Watson uses two techniques to bridge the gap between input prompts and agent outputs:

Fill-in-the-Middle (FIM): For models that support it, Watson arranges the prompt as prefix-suffix-middle, using the primary agent’s input as prefix and output as suffix, then generates the reasoning that connects them.

Repetitive Chain-of-Thought (RepCoT): For models without FIM support, Watson prompts the surrogate agent to generate chain-of-thought reasoning, discarding any that don’t align with the primary agent’s output.

3. Verification Through Prompt Attribution

To ensure generated reasoning reflects the primary agent’s actual thought process, Watson:

  • Generates multiple potential reasoning paths
  • Validates each using PromptExp, which calculates how different prompt components influenced the output
  • Confirms that factors mentioned in reasoning traces actually impacted the primary agent’s decision
  • Summarizes verified reasoning traces into a “meta-reasoning”

Real-World Impact

We evaluated Watson on two challenging scenarios:

MMLU Benchmark Results

Testing on the Massive Multitask Language Understanding benchmark:

  • Performance improvement: 7.58 percentage points (13.45% relative) for FIM version
  • Key finding: Hint-assisted agents with Pass@1 (73.8%) matched or exceeded standalone agents at Pass@3 (73.8%), showing hints provide more useful information than multiple attempts

AutoCodeRover on SWE-bench-lite

For autonomous code repair tasks:

  • Performance improvement: 7.76 percentage points (12.31% relative) at Pass@1
  • Impact: Solved 8 additional issues from 38 incorrect but valid attempts
  • Success rate: Increased from 63.11% to 70.87% on valid issues

Example: Debugging Legal Reasoning

In one MMLU professional law question about merchant offers, Watson revealed why an agent incorrectly chose option B (“Is valid for three months”) instead of the correct option A:

The generated reasoning showed the agent:

  • Correctly identified the question’s focus on merchant offers
  • Evaluated each option’s relevance
  • Mistakenly prioritized the “validity period” characteristic
  • Dismissed other options as not directly addressing the question

This transparency allowed us to create targeted hints that corrected the agent’s understanding, leading to the right answer.

Applications and Benefits

Watson enables:

For Developers:

  • Debug agent failures by understanding reasoning pathways
  • Refine prompts and agent interactions based on actual thought processes
  • Identify patterns in agent errors across different domains

For Multi-Agent Systems:

  • Agents can observe and correct each other’s reasoning
  • Cross-checking between agents improves overall system performance
  • Errors from early agents that manifest later can be traced back

For Production Systems:

  • Runtime correction without model retraining
  • Automated hint generation for improved performance
  • Continuous improvement through reasoning observation

Conclusion

Watson demonstrates that we can achieve transparency in fast-thinking AI agents without sacrificing their speed or altering their behavior.
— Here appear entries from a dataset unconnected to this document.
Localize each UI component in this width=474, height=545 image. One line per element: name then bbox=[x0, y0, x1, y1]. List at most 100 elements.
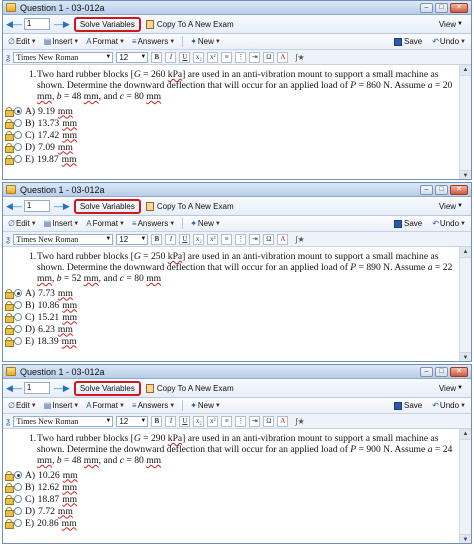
subscript-button[interactable]: x₂ bbox=[193, 233, 205, 245]
color-button[interactable]: A bbox=[277, 51, 289, 63]
answer-radio[interactable] bbox=[14, 495, 22, 503]
undo-button[interactable]: ↶ Undo ▼ bbox=[430, 401, 468, 410]
scroll-down-icon[interactable]: ▼ bbox=[460, 170, 471, 179]
scroll-up-icon[interactable]: ▲ bbox=[460, 65, 471, 76]
scroll-up-icon[interactable]: ▲ bbox=[460, 429, 471, 440]
answer-radio[interactable] bbox=[14, 507, 22, 515]
copy-to-new-exam-button[interactable]: Copy To A New Exam bbox=[141, 199, 239, 214]
question-number-field[interactable]: 1 bbox=[23, 18, 50, 30]
answer-choice[interactable]: D) 6.23 mm bbox=[5, 323, 73, 335]
edit-menu[interactable]: ∅ Edit ▼ bbox=[6, 37, 39, 46]
undo-button[interactable]: ↶ Undo ▼ bbox=[430, 37, 468, 46]
maximize-button[interactable]: □ bbox=[435, 2, 448, 13]
underline-button[interactable]: U bbox=[179, 415, 191, 427]
special-char-icon[interactable]: ∫★ bbox=[295, 235, 304, 244]
scroll-down-icon[interactable]: ▼ bbox=[460, 352, 471, 361]
lock-icon[interactable] bbox=[5, 483, 14, 493]
minimize-button[interactable]: – bbox=[420, 184, 433, 195]
answer-choice[interactable]: B) 12.62 mm bbox=[5, 481, 77, 493]
close-button[interactable]: ✕ bbox=[450, 366, 468, 377]
lock-icon[interactable] bbox=[5, 495, 14, 505]
lock-icon[interactable] bbox=[5, 313, 14, 323]
answer-choice[interactable]: A) 7.73 mm bbox=[5, 287, 73, 299]
answer-radio[interactable] bbox=[14, 143, 22, 151]
list-button[interactable]: ⋮ bbox=[235, 415, 247, 427]
left-arrow-icon[interactable]: ◀— bbox=[6, 201, 22, 212]
special-char-icon[interactable]: ∫★ bbox=[295, 417, 304, 426]
answer-choice[interactable]: C) 17.42 mm bbox=[5, 129, 77, 141]
format-menu[interactable]: A Format ▼ bbox=[84, 219, 127, 228]
answer-choice[interactable]: C) 18.87 mm bbox=[5, 493, 77, 505]
underline-button[interactable]: U bbox=[179, 51, 191, 63]
insert-menu[interactable]: ▤ Insert ▼ bbox=[42, 219, 82, 228]
lock-icon[interactable] bbox=[5, 289, 14, 299]
bold-button[interactable]: B bbox=[151, 51, 163, 63]
indent-button[interactable]: ⇥ bbox=[249, 51, 261, 63]
underline-button[interactable]: U bbox=[179, 233, 191, 245]
save-button[interactable]: Save bbox=[392, 219, 424, 228]
font-family-select[interactable]: Times New Roman ▼ bbox=[13, 51, 114, 63]
align-button[interactable]: ≡ bbox=[221, 415, 233, 427]
symbol-button[interactable]: Ω bbox=[263, 51, 275, 63]
answer-radio[interactable] bbox=[14, 483, 22, 491]
maximize-button[interactable]: □ bbox=[435, 366, 448, 377]
bold-button[interactable]: B bbox=[151, 415, 163, 427]
answers-menu[interactable]: ≡ Answers ▼ bbox=[130, 219, 177, 228]
undo-button[interactable]: ↶ Undo ▼ bbox=[430, 219, 468, 228]
answers-menu[interactable]: ≡ Answers ▼ bbox=[130, 37, 177, 46]
question-number-field[interactable]: 1 bbox=[23, 382, 50, 394]
symbol-button[interactable]: Ω bbox=[263, 233, 275, 245]
answer-choice[interactable]: E) 20.86 mm bbox=[5, 517, 77, 529]
answers-menu[interactable]: ≡ Answers ▼ bbox=[130, 401, 177, 410]
edit-menu[interactable]: ∅ Edit ▼ bbox=[6, 401, 39, 410]
right-arrow-icon[interactable]: —▶ bbox=[54, 201, 70, 212]
lock-icon[interactable] bbox=[5, 107, 14, 117]
superscript-button[interactable]: x² bbox=[207, 51, 219, 63]
answer-radio[interactable] bbox=[14, 289, 22, 297]
lock-icon[interactable] bbox=[5, 119, 14, 129]
subscript-button[interactable]: x₂ bbox=[193, 415, 205, 427]
answer-radio[interactable] bbox=[14, 131, 22, 139]
close-button[interactable]: ✕ bbox=[450, 2, 468, 13]
answer-radio[interactable] bbox=[14, 301, 22, 309]
solve-variables-button[interactable]: Solve Variables bbox=[73, 380, 141, 396]
bold-button[interactable]: B bbox=[151, 233, 163, 245]
answer-choice[interactable]: B) 10.86 mm bbox=[5, 299, 77, 311]
lock-icon[interactable] bbox=[5, 337, 14, 347]
answer-choice[interactable]: A) 9.19 mm bbox=[5, 105, 73, 117]
color-button[interactable]: A bbox=[277, 415, 289, 427]
view-menu-button[interactable]: View ▼ bbox=[434, 17, 468, 32]
list-button[interactable]: ⋮ bbox=[235, 233, 247, 245]
answer-radio[interactable] bbox=[14, 107, 22, 115]
answer-choice[interactable]: B) 13.73 mm bbox=[5, 117, 77, 129]
copy-to-new-exam-button[interactable]: Copy To A New Exam bbox=[141, 381, 239, 396]
insert-menu[interactable]: ▤ Insert ▼ bbox=[42, 401, 82, 410]
minimize-button[interactable]: – bbox=[420, 2, 433, 13]
view-menu-button[interactable]: View ▼ bbox=[434, 199, 468, 214]
question-text[interactable]: 1. Two hard rubber blocks [G = 290 kPa] … bbox=[29, 433, 455, 466]
lock-icon[interactable] bbox=[5, 301, 14, 311]
left-arrow-icon[interactable]: ◀— bbox=[6, 383, 22, 394]
insert-menu[interactable]: ▤ Insert ▼ bbox=[42, 37, 82, 46]
save-button[interactable]: Save bbox=[392, 37, 424, 46]
subscript-button[interactable]: x₂ bbox=[193, 51, 205, 63]
answer-radio[interactable] bbox=[14, 313, 22, 321]
indent-button[interactable]: ⇥ bbox=[249, 415, 261, 427]
new-menu[interactable]: ✦ New ▼ bbox=[188, 401, 223, 410]
left-arrow-icon[interactable]: ◀— bbox=[6, 19, 22, 30]
lock-icon[interactable] bbox=[5, 507, 14, 517]
lock-icon[interactable] bbox=[5, 519, 14, 529]
answer-radio[interactable] bbox=[14, 337, 22, 345]
format-menu[interactable]: A Format ▼ bbox=[84, 401, 127, 410]
color-button[interactable]: A bbox=[277, 233, 289, 245]
answer-radio[interactable] bbox=[14, 155, 22, 163]
question-text[interactable]: 1. Two hard rubber blocks [G = 260 kPa] … bbox=[29, 69, 455, 102]
minimize-button[interactable]: – bbox=[420, 366, 433, 377]
answer-choice[interactable]: A) 10.26 mm bbox=[5, 469, 78, 481]
answer-radio[interactable] bbox=[14, 519, 22, 527]
answer-choice[interactable]: E) 19.87 mm bbox=[5, 153, 77, 165]
solve-variables-button[interactable]: Solve Variables bbox=[73, 16, 141, 32]
italic-button[interactable]: I bbox=[165, 233, 177, 245]
italic-button[interactable]: I bbox=[165, 415, 177, 427]
italic-button[interactable]: I bbox=[165, 51, 177, 63]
By recovering and verifying implicit reasoning traces, we enable both human developers and autonomous agents to understand, debug, and improve AI decision-making.

The significant performance improvements—over 7% on both MMLU and code repair tasks—show that cognitive observability isn’t just about understanding agents; it’s about making them better. As AI agents become more prevalent in critical systems, frameworks like Watson will be essential for building trustworthy, debuggable, and continuously improving AI software.